Is there such a thing as forgetting
how to write?
I’ve never, ever thought so.
Because from the time I was a
schoolgirl, being dragged outside for gym, I wrote in my head. I wrote in my
head because in the classroom, where I was learning, I didn’t need to write. I
was learning, for Pete’s sake! I knew I would—and could—write about what I was
learning, but first I had to learn it. I was one of those weird children: I
liked to pay attention. I believed the teachers had something there for me.
Honestly, they mostly did. So I learned.
I learned because then I could
score well on tests. And I could write about what I learned. That’s the kind of kid I was—one who liked to learn. And why? Because
learning was the brain’s version of eating. And I liked to eat. Who didn’t?
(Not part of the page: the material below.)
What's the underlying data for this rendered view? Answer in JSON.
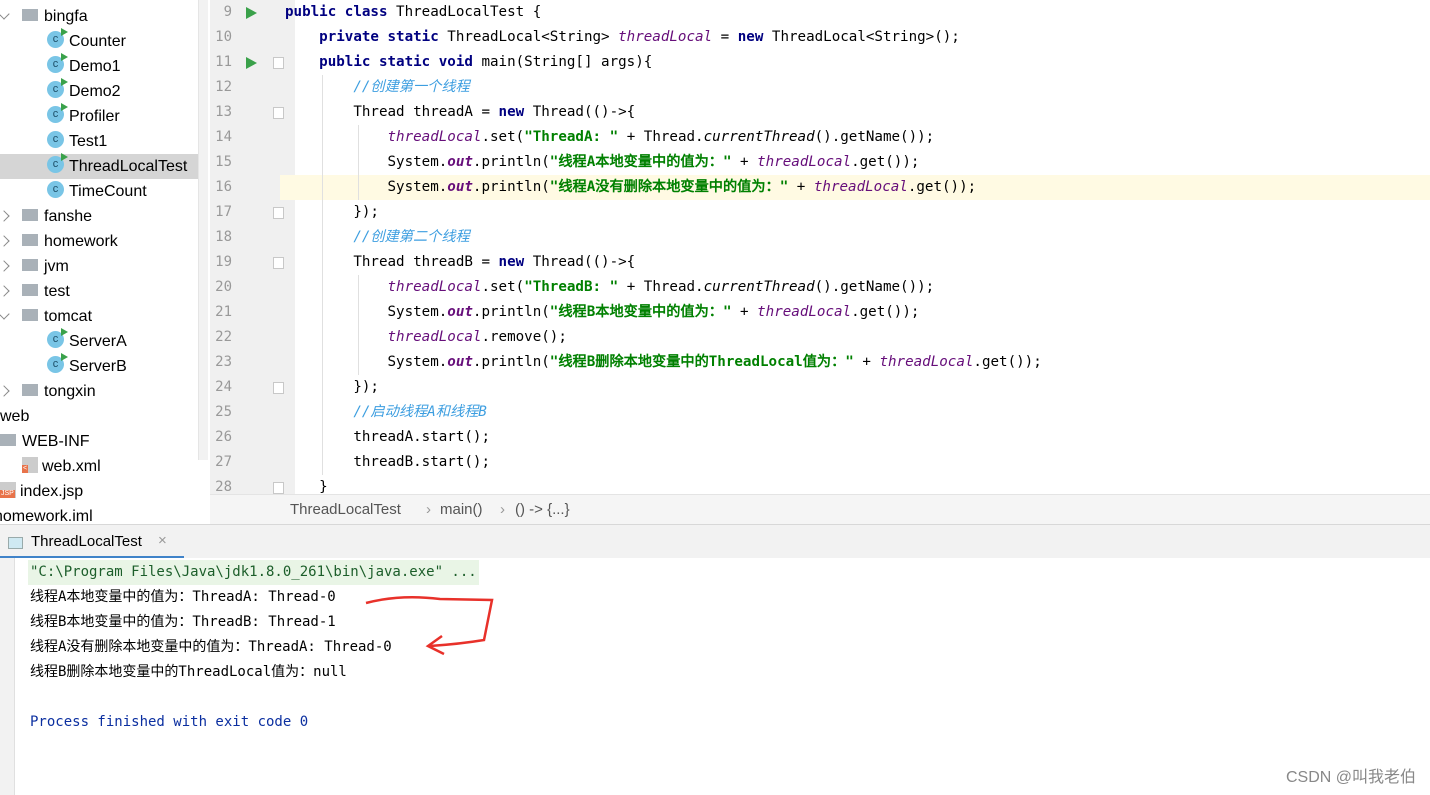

So why wouldn’t the brain want to
eat, as well? The Krebs cycle was a cupcake for the frontal lobe. The geological
epochs spoke to the medulla: the earth breathes and we breathe. Something about
the earth beats and our hearts beat. I was always sure, as a sixth-grade
biology student, that there was a correspondence between our physical needs and
the needs of the brain. I mean, I guess, that I thought we needed to learn. That is, we needed to learn if
we wanted to fully live.
That’s how I felt about being in
the classroom, anyway. I mean, of course it got boring. And as I grew past elementary and
middle school I began to recognize mediocrity in teachers (and I vowed that, if
I ever became a teacher I would damn well not
be mediocre about it) as well as a certain brilliance, or at the very least, a facility
that some teachers had.
This came to be even more true when
I was in college, then graduate school and then seminary. The very best
teachers made you want to learn, made you want to postpone that endless need
and urge and compulsion to write, postpone it long enough, just long enough, that you
could write for them--about what you’d learned, learning from them.
But back to elementary school: Every
day that I was dragged outside for gym, there was just nothing that I wanted to
learn. Nothing. It wasn’t that I had—or have ever had—an aversion to physical
activity. In fact, I love it. I was a dancer till my early twenties, then
became a serious yoga practitioner and still am, as well as a yoga teacher. I
far more trust my body than I trust my brain—or, to quote the bumper sticker, ‘I
try not to believe every thing I think.’
But elementary school gym class?
With Mrs. Crochina? And Miss Pettigrew? And that dumb-ass Mr. Crochina who
subbed when his wife was out on maternity leave? I never cared to learn their
games. So I just wrote stories in my head while I was waiting to run around the
stupid orange cones or waiting to be the next walloped on the head in “Duck,
Duck, Goose” or waiting for my turn to stand at home plate swinging a
plastic bat at a Whiffle ball. Sheesh, puhleeze!
Now I know—these decades hence—that
Mr. and Mrs. Crochina and Miss Pettigrew and Miss Hill and Mrs. Maru were my very
first writing teachers. They didn’t know it, but they were. Because Mr. and Mrs.
Crochina (and I did like that long vertical groove on the outside of her thighs), Miss Pettigrew and Mrs. Maru
bored me to tears. I didn’t care about gym and stupid games. I had ballet class
where I had to learn French words in order to make my body move the right way.
But my gym teachers set my mind
free so that it could wander and wander free. So much of gym class was about
waiting: for the next girl to get out of the water so I could have a timed lap,
for the next girl to run the hurdles so I could encounter my own, for the
offensive team to be replaced by the defensive team (and vice versa) in flag
football, in basketball and in softball.
These days, I just want to take a
gym class. No, not a class at a gym. A gym class, one in which you must stand
and wait and daydream and be impatient and let your mind wander because there is not one single thing interesting
that is going on. And therefore, in the absence of other things to learn,
you learn how to write.
Sometimes I worry that I’ve
forgotten how do that, what with all the good stuff there is to learn in this
world.
But then I remind myself of the dullness
of Dodgeball and Mrs. Crochina’s interesting thighs. And I remember that I
haven’t quite forgotten how to write.